At the core of the BCI strategy is to start new congregations while strengthening existing ones. Often new congregations impact lostness more effectively than older ones. One reason is that newer churches are aggressively penetrating the edges of darkness. There remains much need for the expansion of Christ’s kingdom in Iowa. Forty-eight counties in Iowa do not have any BCI presence. Another 22 counties have smaller congregations and many of these are actually on the geographic edge of the county potentially leaving much of the county unreached. From this perspective, 70 of the 99 counties in Iowa have little or no BCI presence. In addition, many in larger cities have little access to BCI churches. Another statistic would indicate that as much as 77% of the population of Iowa is not part of an evangelical community. That figure may actually be much higher. Therefore we should focus a large part of our resources (time, money, energy, personnel, etc.) on church planting.

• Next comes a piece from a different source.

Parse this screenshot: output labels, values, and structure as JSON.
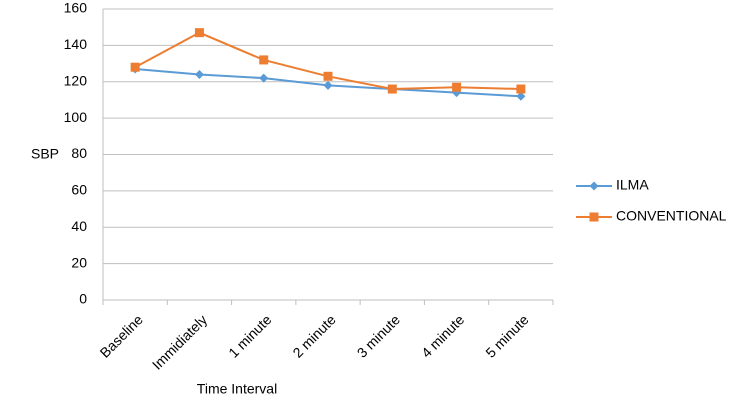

We must keep our eyes focused on the fields that are “white unto harvest” and listen to hear the Spirit calling out those who will minister in those fields. Developing partnerships so congregations can see and participate in what is happening in other places allows us to encourage one another, and learn from one another as we listen to what the Spirit says to the churches. Keeping the focus on the needs, spiritual and physical, both within the State and outside its borders keeps us challenged with the unfinished task and keeps our congregations from becoming inwardly focused. Finally, we must understand that regardless of size and resources every church can engage its community with the love of Christ.
· Promote the organic development of church groupings referred to as “clusters” in this document.
· Develop at least one strong healthy BCI congregation in every county in Iowa and among every neighborhood of 10,000.
· Assist in developing stack pole churches whose leadership takes responsibility for reaching the surrounding communities.
· Reaffirm the goal of 200 churches by 2020 – this would mean one church for every 10,000 people in metropolitan areas (1.1 million divided by 10,000 equals 110) and a church within thirty minutes’ drive in the approximately 90 rural, semi-rural, semi-urban counties in Iowa.
· Development of a leadership pipeline or farm club which will provide leaders and pastors for the churches and new church plants. This means developing a strategy and process promoting Iowans reaching Iowa.